The PCAOB, with my staff and me observing, has conducted a number of outreach meetings with preparers, auditors and other constituents to better understand the concerns and challenges in this area. We continue to encourage regular discussions between management, auditors, and audit committees on existing and emerging issues in assessments of ICFR. We plan to continue this important dialogue in 2016 in order to assess progress and stay informed of new issues that might emerge.
Source: SEC

Jeff Burgess, national managing partner in audit services at Grant Thornton, says it’s not uncommon even under the historic approach for management and auditors to disagree on whether a going concern warning should be issued, but market factors pile on to make it even trickier this year. “In certain industry sectors impacted by oil and natural gas prices, that’s where we have to take a probably harder look,” he says. “That also raises the potential for impairments.”

In addition to going concern, FASB has enacted more than a dozen other accounting changes taking effect in 2016, although many of them are less pervasive or less controversial. New standards touch on areas such as consolidation, hedging, income statement presentation, debt issuance costs, intangibles, earnings per share, fair value, insurance contracts, and others. PwC assembled a list to make it easy for companies to assure they have covered all the bases

Auditors say they are concerned not only about standards taking effect this year, but also those on the horizon, especially big changes in the works for revenue recognition, leasing, and financial instruments, both classification and measurement and reflecting credit losses. None of those new rules are effective this reporting year, but their effect is so significant regulators and auditors will be watching to see how companies are preparing for them—and preparing their investors

Companies are required under disclosure rules of the Securities and Exchange Commission to explain the expected effect of adopting new accounting standards in the future. To the extent they don’t know, then they can say they don’t know. But the SEC has signaled it is growing weary with that approach

“They seem unhappy with the continual disclosure that the entity may still be investigating the impact of the revenue recognition standard,” says Wydra. “Are companies really investigating it? You run the risk of a comment letter.”

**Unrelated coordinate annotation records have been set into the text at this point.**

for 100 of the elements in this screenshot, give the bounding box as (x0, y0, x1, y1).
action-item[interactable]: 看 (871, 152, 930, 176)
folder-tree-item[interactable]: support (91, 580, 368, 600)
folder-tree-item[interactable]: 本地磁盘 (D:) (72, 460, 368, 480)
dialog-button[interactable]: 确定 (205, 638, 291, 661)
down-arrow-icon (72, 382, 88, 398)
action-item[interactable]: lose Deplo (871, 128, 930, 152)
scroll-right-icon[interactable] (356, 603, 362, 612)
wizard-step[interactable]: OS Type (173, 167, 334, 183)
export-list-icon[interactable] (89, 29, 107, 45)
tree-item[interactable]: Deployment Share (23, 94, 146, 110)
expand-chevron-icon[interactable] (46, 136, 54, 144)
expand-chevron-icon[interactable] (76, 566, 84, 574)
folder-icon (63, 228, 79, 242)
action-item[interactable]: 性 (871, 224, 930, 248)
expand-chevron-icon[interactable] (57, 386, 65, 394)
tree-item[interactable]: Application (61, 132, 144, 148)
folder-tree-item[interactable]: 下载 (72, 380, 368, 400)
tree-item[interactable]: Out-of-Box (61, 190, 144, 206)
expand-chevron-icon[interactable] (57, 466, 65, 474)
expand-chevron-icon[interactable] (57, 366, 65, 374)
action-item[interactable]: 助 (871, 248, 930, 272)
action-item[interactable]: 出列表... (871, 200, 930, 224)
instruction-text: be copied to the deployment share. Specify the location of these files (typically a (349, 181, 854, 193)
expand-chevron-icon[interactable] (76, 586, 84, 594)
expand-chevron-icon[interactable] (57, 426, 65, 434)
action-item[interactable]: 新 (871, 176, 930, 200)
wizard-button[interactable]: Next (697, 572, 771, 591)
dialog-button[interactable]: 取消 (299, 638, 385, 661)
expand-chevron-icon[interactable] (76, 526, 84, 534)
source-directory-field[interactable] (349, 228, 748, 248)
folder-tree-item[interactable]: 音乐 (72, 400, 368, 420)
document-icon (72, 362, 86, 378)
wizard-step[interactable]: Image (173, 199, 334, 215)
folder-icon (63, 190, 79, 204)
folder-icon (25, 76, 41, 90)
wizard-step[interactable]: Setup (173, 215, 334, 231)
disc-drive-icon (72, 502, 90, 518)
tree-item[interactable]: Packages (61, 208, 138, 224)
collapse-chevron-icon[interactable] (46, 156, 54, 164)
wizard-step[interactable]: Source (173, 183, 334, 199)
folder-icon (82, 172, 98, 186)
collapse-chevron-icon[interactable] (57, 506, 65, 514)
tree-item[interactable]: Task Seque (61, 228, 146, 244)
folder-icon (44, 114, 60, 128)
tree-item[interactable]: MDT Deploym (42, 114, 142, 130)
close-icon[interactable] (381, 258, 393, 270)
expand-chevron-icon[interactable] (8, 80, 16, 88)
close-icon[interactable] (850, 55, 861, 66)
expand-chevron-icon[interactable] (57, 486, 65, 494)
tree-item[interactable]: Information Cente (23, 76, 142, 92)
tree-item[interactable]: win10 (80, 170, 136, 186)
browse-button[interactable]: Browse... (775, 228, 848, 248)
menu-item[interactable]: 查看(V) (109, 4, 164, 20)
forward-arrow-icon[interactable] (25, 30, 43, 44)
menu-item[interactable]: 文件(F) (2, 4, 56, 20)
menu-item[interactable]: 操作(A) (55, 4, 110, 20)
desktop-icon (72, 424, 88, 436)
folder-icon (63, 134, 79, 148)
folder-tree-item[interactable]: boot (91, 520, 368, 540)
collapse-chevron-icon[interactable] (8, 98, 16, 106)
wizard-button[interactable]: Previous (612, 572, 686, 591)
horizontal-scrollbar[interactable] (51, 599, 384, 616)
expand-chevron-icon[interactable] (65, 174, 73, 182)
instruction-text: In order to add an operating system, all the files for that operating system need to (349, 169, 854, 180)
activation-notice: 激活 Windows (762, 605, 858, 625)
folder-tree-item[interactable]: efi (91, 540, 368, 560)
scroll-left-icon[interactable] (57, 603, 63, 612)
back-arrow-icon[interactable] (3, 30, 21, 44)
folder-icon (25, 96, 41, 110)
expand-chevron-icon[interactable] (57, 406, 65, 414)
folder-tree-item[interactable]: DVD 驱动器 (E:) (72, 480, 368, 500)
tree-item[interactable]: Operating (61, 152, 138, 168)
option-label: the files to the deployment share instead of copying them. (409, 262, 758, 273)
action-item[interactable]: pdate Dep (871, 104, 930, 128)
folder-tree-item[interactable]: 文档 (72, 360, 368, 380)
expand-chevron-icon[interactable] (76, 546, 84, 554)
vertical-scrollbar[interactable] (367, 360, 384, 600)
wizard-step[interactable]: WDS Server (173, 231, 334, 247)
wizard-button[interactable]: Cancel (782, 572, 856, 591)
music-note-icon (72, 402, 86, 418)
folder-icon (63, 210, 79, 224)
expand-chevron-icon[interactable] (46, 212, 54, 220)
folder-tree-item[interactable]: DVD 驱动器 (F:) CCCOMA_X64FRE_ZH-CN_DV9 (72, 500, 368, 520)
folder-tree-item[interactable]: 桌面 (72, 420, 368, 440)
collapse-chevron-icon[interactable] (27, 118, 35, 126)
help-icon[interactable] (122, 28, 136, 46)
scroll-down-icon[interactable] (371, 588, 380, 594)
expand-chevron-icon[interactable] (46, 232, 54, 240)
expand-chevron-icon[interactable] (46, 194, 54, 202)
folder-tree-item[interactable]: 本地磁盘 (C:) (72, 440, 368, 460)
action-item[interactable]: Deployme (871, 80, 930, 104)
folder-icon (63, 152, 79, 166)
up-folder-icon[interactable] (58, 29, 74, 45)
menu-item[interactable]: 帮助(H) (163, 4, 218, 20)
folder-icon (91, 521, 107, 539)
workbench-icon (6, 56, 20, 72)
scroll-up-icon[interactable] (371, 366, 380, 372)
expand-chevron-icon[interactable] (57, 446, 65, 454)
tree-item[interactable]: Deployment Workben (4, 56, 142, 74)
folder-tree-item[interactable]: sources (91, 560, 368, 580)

The list of audit concerns this year even strays into some non-audit topics that can have some bearing on the audit, like uses of non-GAAP accounting measures and cyber-security. The SEC has been vocal in 2016 about its concern over non-GAAP accounting, and while auditors don’t audit non-GAAP accounting, they refer to it as they scrutinize GAAP accounting and disclosures. Where they spot inconsistencies, that might raise questions about a company’s disclosure controls, says Wydra

As for cyber-security, that’s another area where auditors are not performing specific audit procedures over a company’s security measures, but they have to consider it as a risk to misstatement of financial statement information. “All auditors have to have some reasonable level of understanding of what their clients are doing from a cyber-security risk management perspective,” says Burgess

Looking beyond an entity’s accounting and internal controls, auditors can recite long lists of issues to consider. “Brexit, commodity market fluctuations, election jiggers, interest rate questions, troubled geographies,” says Sunderland. “Uncertainties, uncertainties, uncertainties.” All of those and more will prompt auditors to ask questions about impairments, deferred tax assets, available-for-sale securities, and earnings held in offshore jurisdictions, he says.